Утром, с первыми звуками гимна, на улице появляется Твердовский. Его лицо сурово и решительно. Размеренной поступью Твердовский идёт на работу, к себе на завод, на котором он уже трудится двадцать лет.
Спустя два часа, переваливаясь с боку на бок, словно утка, в сторону метро семенит Филипповна. Может быть, удастся перехватить что-нибудь у товарок, торгующих цветами, и перепродать. С того и живёт. А на пенсию разве протянешь?
Ильенко лежит на диване и смотрит в потолок. Его жена – Людмила Львовна, старший мастер салона красоты, уходя на работу, делает очередное последнее предупреждение и хлопает дверью.
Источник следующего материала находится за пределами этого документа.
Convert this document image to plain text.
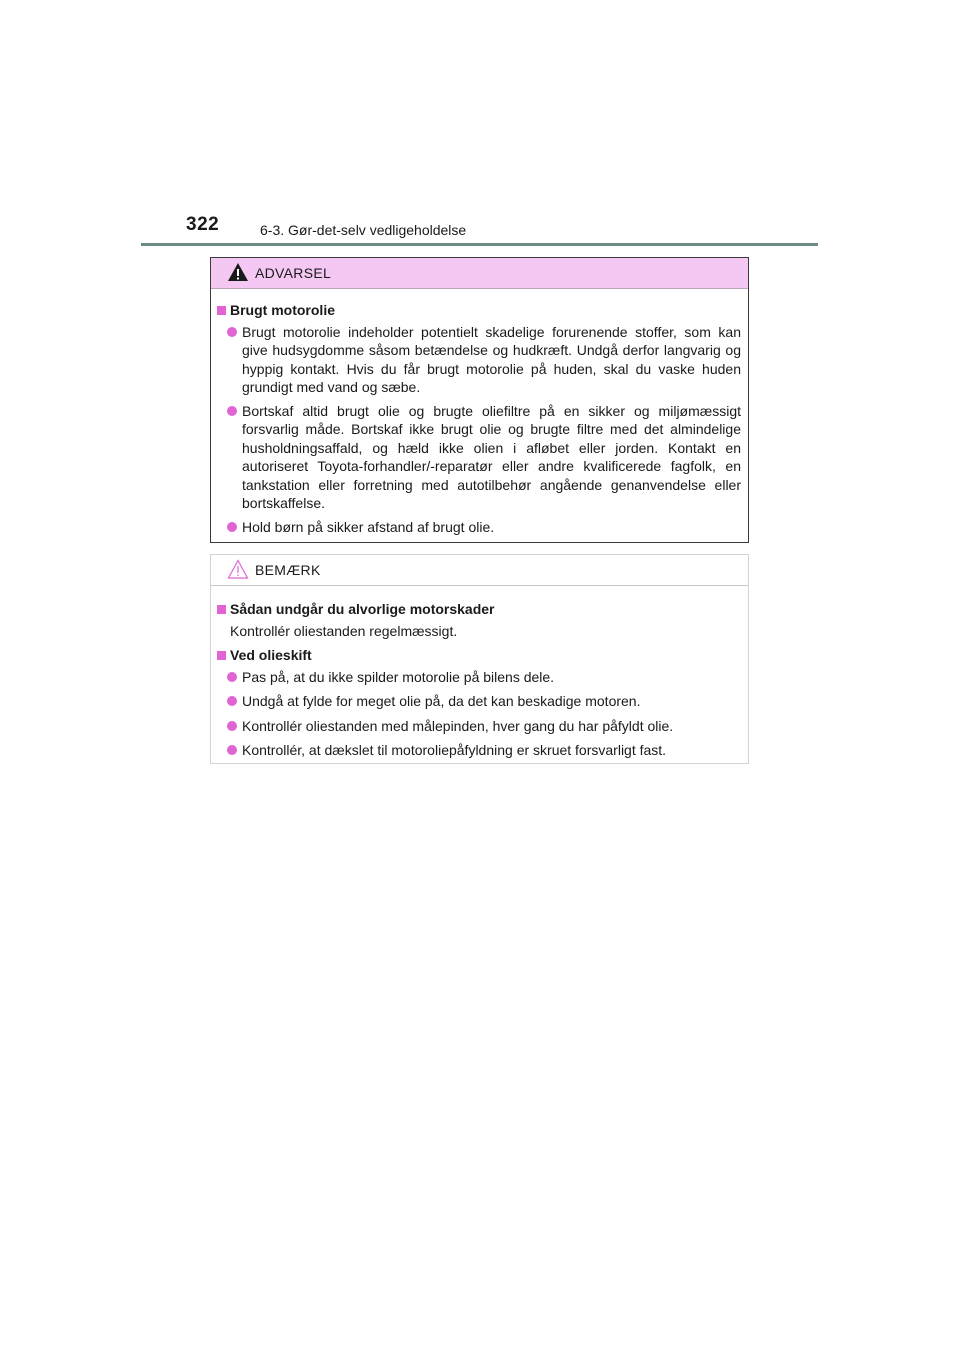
322	6-3. Gør-det-selv vedligeholdelse
ADVARSEL
Brugt motorolie
Brugt motorolie indeholder potentielt skadelige forurenende stoffer, som kan give hudsygdomme såsom betændelse og hudkræft. Undgå derfor langvarig og hyppig kontakt. Hvis du får brugt motorolie på huden, skal du vaske huden grundigt med vand og sæbe.
Bortskaf altid brugt olie og brugte oliefiltre på en sikker og miljømæssigt forsvarlig måde. Bortskaf ikke brugt olie og brugte filtre med det almindelige husholdningsaffald, og hæld ikke olien i afløbet eller jorden. Kontakt en autoriseret Toyota-forhandler/-reparatør eller andre kvalificerede fagfolk, en tankstation eller forretning med autotilbehør angående genanvendelse eller bortskaffelse.
Hold børn på sikker afstand af brugt olie.
BEMÆRK
Sådan undgår du alvorlige motorskader
Kontrollér oliestanden regelmæssigt.
Ved olieskift
Pas på, at du ikke spilder motorolie på bilens dele.
Undgå at fylde for meget olie på, da det kan beskadige motoren.
Kontrollér oliestanden med målepinden, hver gang du har påfyldt olie.
Kontrollér, at dækslet til motoroliepåfyldning er skruet forsvarligt fast.
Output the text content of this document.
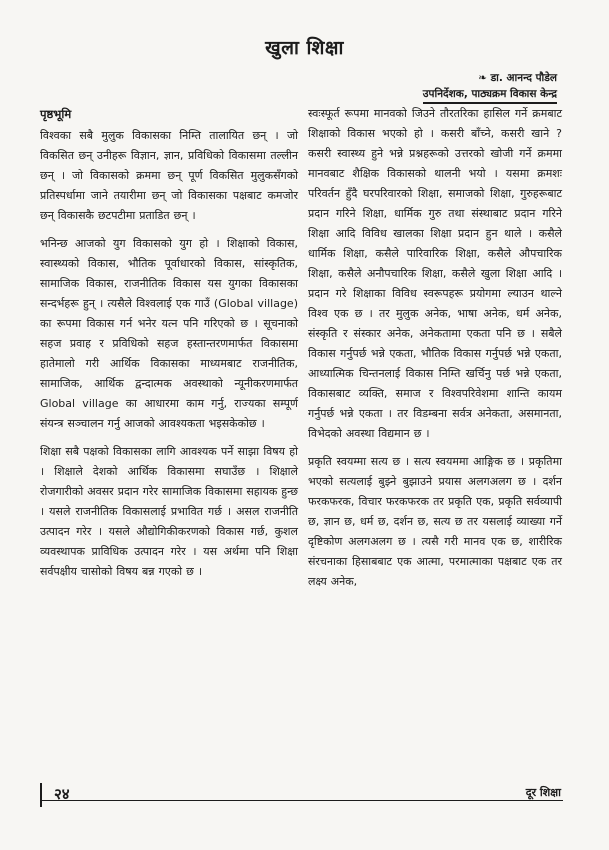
खुला शिक्षा
❧ डा. आनन्द पौडेल
उपनिर्देशक, पाठ्यक्रम विकास केन्द्र
पृष्ठभूमि

विश्वका सबै मुलुक विकासका निम्ति तालायित छन् । जो विकसित छन् उनीहरू विज्ञान, ज्ञान, प्रविधिको विकासमा तल्लीन छन् । जो विकासको क्रममा छन् पूर्ण विकसित मुलुकसँगको प्रतिस्पर्धामा जाने तयारीमा छन् जो विकासका पक्षबाट कमजोर छन् विकासकै छटपटीमा प्रताडित छन् ।

भनिन्छ आजको युग विकासको युग हो । शिक्षाको विकास, स्वास्थ्यको विकास, भौतिक पूर्वाधारको विकास, सांस्कृतिक, सामाजिक विकास, राजनीतिक विकास यस युगका विकासका सन्दर्भहरू हुन् । त्यसैले विश्वलाई एक गाउँ (Global village) का रूपमा विकास गर्न भनेर यत्न पनि गरिएको छ । सूचनाको सहज प्रवाह र प्रविधिको सहज हस्तान्तरणमार्फत विकासमा हातेमालो गरी आर्थिक विकासका माध्यमबाट राजनीतिक, सामाजिक, आर्थिक द्वन्दात्मक अवस्थाको न्यूनीकरणमार्फत Global village का आधारमा काम गर्नु, राज्यका सम्पूर्ण संयन्त्र सञ्चालन गर्नु आजको आवश्यकता भइसकेकोछ ।

शिक्षा सबै पक्षको विकासका लागि आवश्यक पर्ने साझा विषय हो । शिक्षाले देशको आर्थिक विकासमा सघाउँछ । शिक्षाले रोजगारीको अवसर प्रदान गरेर सामाजिक विकासमा सहायक हुन्छ । यसले राजनीतिक विकासलाई प्रभावित गर्छ । असल राजनीति उत्पादन गरेर । यसले औद्योगिकीकरणको विकास गर्छ, कुशल व्यवस्थापक प्राविधिक उत्पादन गरेर । यस अर्थमा पनि शिक्षा सर्वपक्षीय चासोको विषय बन्न गएको छ ।

स्वःस्फूर्त रूपमा मानवको जिउने तौरतरिका हासिल गर्ने क्रमबाट शिक्षाको विकास भएको हो । कसरी बाँच्ने, कसरी खाने ? कसरी स्वास्थ्य हुने भन्ने प्रश्नहरूको उत्तरको खोजी गर्ने क्रममा मानवबाट शैक्षिक विकासको थालनी भयो । यसमा क्रमशः परिवर्तन हुँदै घरपरिवारको शिक्षा, समाजको शिक्षा, गुरुहरूबाट प्रदान गरिने शिक्षा, धार्मिक गुरु तथा संस्थाबाट प्रदान गरिने शिक्षा आदि विविध खालका शिक्षा प्रदान हुन थाले । कसैले धार्मिक शिक्षा, कसैले पारिवारिक शिक्षा, कसैले औपचारिक शिक्षा, कसैले अनौपचारिक शिक्षा, कसैले खुला शिक्षा आदि । प्रदान गरे शिक्षाका विविध स्वरूपहरू प्रयोगमा ल्याउन थाल्ने विश्व एक छ । तर मुलुक अनेक, भाषा अनेक, धर्म अनेक, संस्कृति र संस्कार अनेक, अनेकतामा एकता पनि छ । सबैले विकास गर्नुपर्छ भन्ने एकता, भौतिक विकास गर्नुपर्छ भन्ने एकता, आध्यात्मिक चिन्तनलाई विकास निम्ति खर्चिनु पर्छ भन्ने एकता, विकासबाट व्यक्ति, समाज र विश्वपरिवेशमा शान्ति कायम गर्नुपर्छ भन्ने एकता । तर विडम्बना सर्वत्र अनेकता, असमानता, विभेदको अवस्था विद्यमान छ ।

प्रकृति स्वयम्मा सत्य छ । सत्य स्वयममा आङ्गिक छ । प्रकृतिमा भएको सत्यलाई बुझ्ने बुझाउने प्रयास अलगअलग छ । दर्शन फरकफरक, विचार फरकफरक तर प्रकृति एक, प्रकृति सर्वव्यापी छ, ज्ञान छ, धर्म छ, दर्शन छ, सत्य छ तर यसलाई व्याख्या गर्ने दृष्टिकोण अलगअलग छ । त्यसै गरी मानव एक छ, शारीरिक संरचनाका हिसाबबाट एक आत्मा, परमात्माका पक्षबाट एक तर लक्ष्य अनेक,

२४	दूर शिक्षा
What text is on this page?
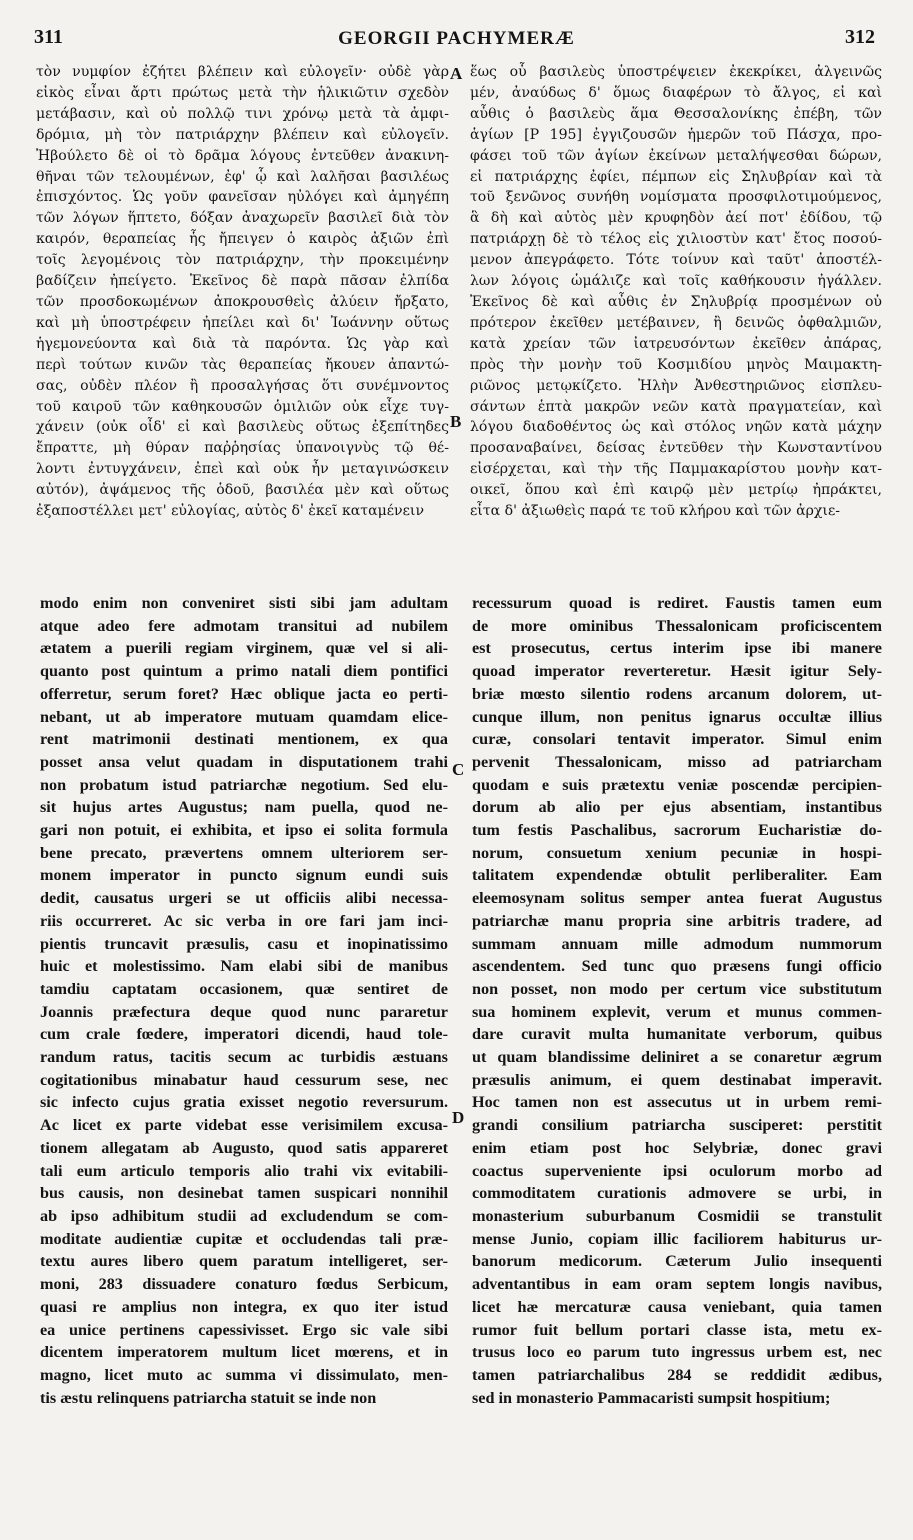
311	GEORGII PACHYMERÆ	312
A
B
C
D
τὸν νυμφίον ἐζήτει βλέπειν καὶ εὐλογεῖν· οὐδὲ γὰρ
εἰκὸς εἶναι ἄρτι πρώτως μετὰ τὴν ἡλικιῶτιν σχεδὸν
μετάβασιν, καὶ οὐ πολλῷ τινι χρόνῳ μετὰ τὰ ἀμφι-
δρόμια, μὴ τὸν πατριάρχην βλέπειν καὶ εὐλογεῖν.
Ἠβούλετο δὲ οἱ τὸ δρᾶμα λόγους ἐντεῦθεν ἀνακινη-
θῆναι τῶν τελουμένων, ἐφ' ᾧ καὶ λαλῆσαι βασιλέως
ἐπισχόντος. Ὡς γοῦν φανεῖσαν ηὐλόγει καὶ ἀμηγέπη
τῶν λόγων ἥπτετο, δόξαν ἀναχωρεῖν βασιλεῖ διὰ τὸν
καιρόν, θεραπείας ἧς ἤπειγεν ὁ καιρὸς ἀξιῶν ἐπὶ
τοῖς λεγομένοις τὸν πατριάρχην, τὴν προκειμένην
βαδίζειν ἠπείγετο. Ἐκεῖνος δὲ παρὰ πᾶσαν ἐλπίδα
τῶν προσδοκωμένων ἀποκρουσθεὶς ἀλύειν ἤρξατο,
καὶ μὴ ὑποστρέφειν ἠπείλει καὶ δι' Ἰωάννην οὕτως
ἡγεμονεύοντα καὶ διὰ τὰ παρόντα. Ὡς γὰρ καὶ
περὶ τούτων κινῶν τὰς θεραπείας ἤκουεν ἀπαντώ-
σας, οὐδὲν πλέον ἢ προσαλγήσας ὅτι συνέμνοντος
τοῦ καιροῦ τῶν καθηκουσῶν ὁμιλιῶν οὐκ εἶχε τυγ-
χάνειν (οὐκ οἶδ' εἰ καὶ βασιλεὺς οὕτως ἐξεπίτηδες
ἔπραττε, μὴ θύραν παῤῥησίας ὑπανοιγνὺς τῷ θέ-
λοντι ἐντυγχάνειν, ἐπεὶ καὶ οὐκ ἦν μεταγινώσκειν
αὐτόν), ἀψάμενος τῆς ὁδοῦ, βασιλέα μὲν καὶ οὕτως
ἐξαποστέλλει μετ' εὐλογίας, αὐτὸς δ' ἐκεῖ καταμένειν
ἕως οὗ βασιλεὺς ὑποστρέψειεν ἐκεκρίκει, ἀλγεινῶς
μέν, ἀναύδως δ' ὅμως διαφέρων τὸ ἄλγος, εἰ καὶ
αὖθις ὁ βασιλεὺς ἅμα Θεσσαλονίκης ἐπέβη, τῶν
ἁγίων [P 195] ἐγγιζουσῶν ἡμερῶν τοῦ Πάσχα, προ-
φάσει τοῦ τῶν ἁγίων ἐκείνων μεταλήψεσθαι δώρων,
εἰ πατριάρχης ἐφίει, πέμπων εἰς Σηλυβρίαν καὶ τὰ
τοῦ ξενῶνος συνήθη νομίσματα προσφιλοτιμούμενος,
ἃ δὴ καὶ αὐτὸς μὲν κρυφηδὸν ἀεί ποτ' ἐδίδου, τῷ
πατριάρχῃ δὲ τὸ τέλος εἰς χιλιοστὺν κατ' ἔτος ποσού-
μενον ἀπεγράφετο. Τότε τοίνυν καὶ ταῦτ' ἀποστέλ-
λων λόγοις ὡμάλιζε καὶ τοῖς καθήκουσιν ἠγάλλεν.
Ἐκεῖνος δὲ καὶ αὖθις ἐν Σηλυβρίᾳ προσμένων οὐ
πρότερον ἐκεῖθεν μετέβαινεν, ἢ δεινῶς ὀφθαλμιῶν,
κατὰ χρείαν τῶν ἰατρευσόντων ἐκεῖθεν ἀπάρας,
πρὸς τὴν μονὴν τοῦ Κοσμιδίου μηνὸς Μαιμακτη-
ριῶνος μετῳκίζετο. Ἠλὴν Ἀνθεστηριῶνος εἰσπλευ-
σάντων ἑπτὰ μακρῶν νεῶν κατὰ πραγματείαν, καὶ
λόγου διαδοθέντος ὡς καὶ στόλος νηῶν κατὰ μάχην
προσαναβαίνει, δείσας ἐντεῦθεν τὴν Κωνσταντίνου
εἰσέρχεται, καὶ τὴν τῆς Παμμακαρίστου μονὴν κατ-
οικεῖ, ὅπου καὶ ἐπὶ καιρῷ μὲν μετρίῳ ἠπράκτει,
εἶτα δ' ἀξιωθεὶς παρά τε τοῦ κλήρου καὶ τῶν ἀρχιε-
modo enim non conveniret sisti sibi jam adultam
atque adeo fere admotam transitui ad nubilem
ætatem a puerili regiam virginem, quæ vel si ali-
quanto post quintum a primo natali diem pontifici
offerretur, serum foret? Hæc oblique jacta eo perti-
nebant, ut ab imperatore mutuam quamdam elice-
rent matrimonii destinati mentionem, ex qua
posset ansa velut quadam in disputationem trahi
non probatum istud patriarchæ negotium. Sed elu-
sit hujus artes Augustus; nam puella, quod ne-
gari non potuit, ei exhibita, et ipso ei solita formula
bene precato, prævertens omnem ulteriorem ser-
monem imperator in puncto signum eundi suis
dedit, causatus urgeri se ut officiis alibi necessa-
riis occurreret. Ac sic verba in ore fari jam inci-
pientis truncavit præsulis, casu et inopinatissimo
huic et molestissimo. Nam elabi sibi de manibus
tamdiu captatam occasionem, quæ sentiret de
Joannis præfectura deque quod nunc pararetur
cum crale fœdere, imperatori dicendi, haud tole-
randum ratus, tacitis secum ac turbidis æstuans
cogitationibus minabatur haud cessurum sese, nec
sic infecto cujus gratia exisset negotio reversurum.
Ac licet ex parte videbat esse verisimilem excusa-
tionem allegatam ab Augusto, quod satis appareret
tali eum articulo temporis alio trahi vix evitabili-
bus causis, non desinebat tamen suspicari nonnihil
ab ipso adhibitum studii ad excludendum se com-
moditate audientiæ cupitæ et occludendas tali præ-
textu aures libero quem paratum intelligeret, ser-
moni, 283 dissuadere conaturo fœdus Serbicum,
quasi re amplius non integra, ex quo iter istud
ea unice pertinens capessivisset. Ergo sic vale sibi
dicentem imperatorem multum licet mœrens, et in
magno, licet muto ac summa vi dissimulato, men-
tis æstu relinquens patriarcha statuit se inde non
recessurum quoad is rediret. Faustis tamen eum
de more ominibus Thessalonicam proficiscentem
est prosecutus, certus interim ipse ibi manere
quoad imperator reverteretur. Hæsit igitur Sely-
briæ mœsto silentio rodens arcanum dolorem, ut-
cunque illum, non penitus ignarus occultæ illius
curæ, consolari tentavit imperator. Simul enim
pervenit Thessalonicam, misso ad patriarcham
quodam e suis prætextu veniæ poscendæ percipien-
dorum ab alio per ejus absentiam, instantibus
tum festis Paschalibus, sacrorum Eucharistiæ do-
norum, consuetum xenium pecuniæ in hospi-
talitatem expendendæ obtulit perliberaliter. Eam
eleemosynam solitus semper antea fuerat Augustus
patriarchæ manu propria sine arbitris tradere, ad
summam annuam mille admodum nummorum
ascendentem. Sed tunc quo præsens fungi officio
non posset, non modo per certum vice substitutum
sua hominem explevit, verum et munus commen-
dare curavit multa humanitate verborum, quibus
ut quam blandissime deliniret a se conaretur ægrum
præsulis animum, ei quem destinabat imperavit.
Hoc tamen non est assecutus ut in urbem remi-
grandi consilium patriarcha susciperet: perstitit
enim etiam post hoc Selybriæ, donec gravi
coactus superveniente ipsi oculorum morbo ad
commoditatem curationis admovere se urbi, in
monasterium suburbanum Cosmidii se transtulit
mense Junio, copiam illic faciliorem habiturus ur-
banorum medicorum. Cæterum Julio insequenti
adventantibus in eam oram septem longis navibus,
licet hæ mercaturæ causa veniebant, quia tamen
rumor fuit bellum portari classe ista, metu ex-
trusus loco eo parum tuto ingressus urbem est, nec
tamen patriarchalibus 284 se reddidit ædibus,
sed in monasterio Pammacaristi sumpsit hospitium;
В утомлённом мозгу Ильенко застревает брошенная  напоследок фраза: «Ты ещё не забыл, когда со мною последний раз спал? Если и сегодня нажрёшься, я тогда уже и не знаю, что с тобою сделаю… наверное отравлю»!

Спустя ещё некоторое время, Ильенко смотрит в окно и видит, как по противоположной стороне улицы важно шагает Арнольд. Он одет в синюю кремпленовую пару и чистую, в цветочках, рубашку. На голове у Арнольда – узкая белая кожаная шляпа, которую он едва приподнимает, встречая знакомых. В левой руке Арнольда аккуратно уложенный увесистый бумажный пакет. «Пластмассовые стаканчики!» - догадывается Ильенко. Он какое-то время лежит в постели, размышляя на тему отравлений неизвестными ядами. Затем идёт принимать душ. Впереди трудный день.